When he pulled back and looked at her again, his expression tortured, she nodded. He got to his feet and extended a hand, and she reached out, ready to take it, until she spotted the dark stain on the left shoulder of his jacket. Blood, she realized, soaked deep into the padding. Her mother’s blood. She tried to push him away—push the blood away—only to realize that her own hands, too, were sticky and wet with it. She stared at them, horrified, and she screamed.

He grabbed her roughly. She fought him, scratching and kicking, but it was a hopeless mismatch.
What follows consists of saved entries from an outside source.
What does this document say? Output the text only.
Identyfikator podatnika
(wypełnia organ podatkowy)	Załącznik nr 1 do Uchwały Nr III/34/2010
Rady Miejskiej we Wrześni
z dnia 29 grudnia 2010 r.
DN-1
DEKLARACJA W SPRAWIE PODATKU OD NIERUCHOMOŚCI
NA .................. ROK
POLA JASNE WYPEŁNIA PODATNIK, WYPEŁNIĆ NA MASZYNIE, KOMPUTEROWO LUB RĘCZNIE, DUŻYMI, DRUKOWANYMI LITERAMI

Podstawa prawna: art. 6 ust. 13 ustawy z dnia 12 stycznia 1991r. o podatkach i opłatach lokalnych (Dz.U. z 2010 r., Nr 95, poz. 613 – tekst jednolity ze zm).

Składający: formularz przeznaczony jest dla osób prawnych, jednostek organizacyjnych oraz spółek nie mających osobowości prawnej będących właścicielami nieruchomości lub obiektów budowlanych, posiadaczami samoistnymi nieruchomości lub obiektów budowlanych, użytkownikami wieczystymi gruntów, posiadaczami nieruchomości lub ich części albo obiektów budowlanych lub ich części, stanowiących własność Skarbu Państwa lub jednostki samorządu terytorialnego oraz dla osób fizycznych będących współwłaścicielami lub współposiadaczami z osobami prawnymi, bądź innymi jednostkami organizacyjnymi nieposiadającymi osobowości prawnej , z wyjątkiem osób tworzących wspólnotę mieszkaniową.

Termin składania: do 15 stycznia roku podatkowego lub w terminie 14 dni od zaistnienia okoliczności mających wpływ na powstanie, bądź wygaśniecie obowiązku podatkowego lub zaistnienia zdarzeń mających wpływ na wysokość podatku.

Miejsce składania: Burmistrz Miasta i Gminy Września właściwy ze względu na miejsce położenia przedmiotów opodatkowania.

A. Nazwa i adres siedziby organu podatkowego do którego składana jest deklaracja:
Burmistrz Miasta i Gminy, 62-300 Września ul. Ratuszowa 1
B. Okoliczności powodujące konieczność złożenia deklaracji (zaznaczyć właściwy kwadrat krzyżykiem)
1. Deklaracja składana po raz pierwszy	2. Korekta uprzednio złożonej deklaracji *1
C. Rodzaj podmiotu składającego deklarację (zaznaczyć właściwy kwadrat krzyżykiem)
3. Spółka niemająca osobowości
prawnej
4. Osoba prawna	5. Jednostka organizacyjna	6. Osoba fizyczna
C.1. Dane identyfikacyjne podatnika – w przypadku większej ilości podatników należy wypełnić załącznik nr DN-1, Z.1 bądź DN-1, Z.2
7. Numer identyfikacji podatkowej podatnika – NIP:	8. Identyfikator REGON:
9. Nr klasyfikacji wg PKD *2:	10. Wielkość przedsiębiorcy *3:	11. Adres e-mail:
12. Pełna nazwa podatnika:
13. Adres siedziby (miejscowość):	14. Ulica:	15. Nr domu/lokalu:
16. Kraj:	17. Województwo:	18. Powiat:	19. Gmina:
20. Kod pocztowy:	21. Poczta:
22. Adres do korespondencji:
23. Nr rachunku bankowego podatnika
He was huge, well over six feet and even heavier now than he’d been in his high school linebacker days. He lifted her easily and was about to sling her over that same bloody shoulder when a lucky kick from her right foot connected with his groin. His grip weakened momentarily, and as he crumpled, Jillian pushed herself off his brawny frame and started to run. But before she’d gone more than a couple of steps, her bare heel hit a wet patch and skidded out from under her. She landed flat on her back on the hardwood floor, the wind knocked out of her.

She lay there for a moment, then rolled over—only to find herself right where Nils had laid down his bloody burden, face-to-face with her mother’s dull, half-lidded stare. Unblinking, it cut through her like a judgment.

She was, indeed, in hell, Jillian thought. Exactly where she belonged.